Stop-gradients in skip-connections

Thank you for sharing your codes. I found that all backbones call detach() in skip-connections. For example:

lidar-bonnetal/train/backbones/squeezesegV2.py

Line 156 in 5a5f4b1

skips[os] = x.detach()

Could you tell me where this idea is from? I cannot find the corresponding part in the official SqueezeSeg/SqueezeSegV2.
Besides, I'm concerned that the first detach() in SqueezeSegV2 is not what is expected.

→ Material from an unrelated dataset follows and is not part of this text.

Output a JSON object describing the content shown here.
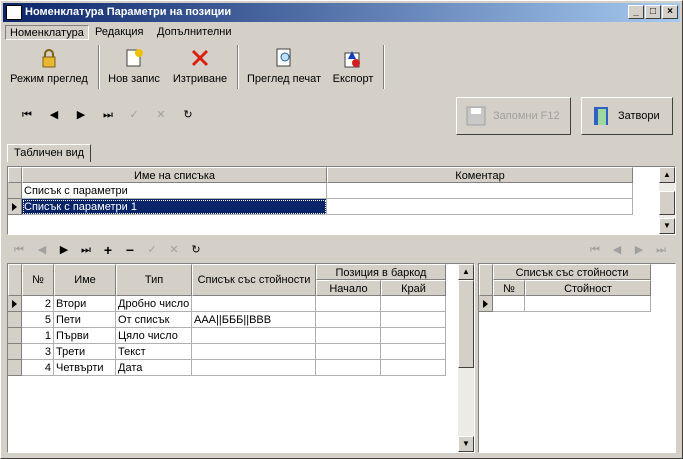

lidar-bonnetal/train/backbones/squeezesegV2.py

Lines 170 to 174 in 5a5f4b1

    
           # encoder 
        
           skip_in = self.conv1b(x) 
        
           x = self.conv1a(x) 
        
           # first skip done manually 
        
           skips[1] = skip_in.detach()

skip_in is detached and never referenced afterward so that the self.conv1b layer never receives gradients to update themselves.
Here is the quick check I did.

# from squeezesegV2.py
encoder = Backbone(encoder_params)
decoder = Decoder(decoder_params, None)

x = torch.randn(1, 5, 64, 512)
y = decoder(*encoder(x))
y.sum().backward()

for name, p in encoder.named_parameters():
    if p.grad is None:
        print(name, "is None")

The above snippet gives:

conv1b.0.weight is None
conv1b.0.bias is None
conv1b.1.weight is None
conv1b.1.bias is None

oops, this issue is quite old. sorry.

As far as I remember: detaching or not might not make a big difference in performance, however, Andres mentioned that he had better experiences when the whole network is learned (instead of just skipping the middle part), when he adds the detach. But I'm not sure if there is a better explanation.

Thank you for your response. Okay I understand you adopted detach() empirically. I totally thought it might bring inefficiency or instability when stopping gradient flows in skip connections.

	# encoder
	skip_in = self.conv1b(x)
	x = self.conv1a(x)
	# first skip done manually
	skips[1] = skip_in.detach()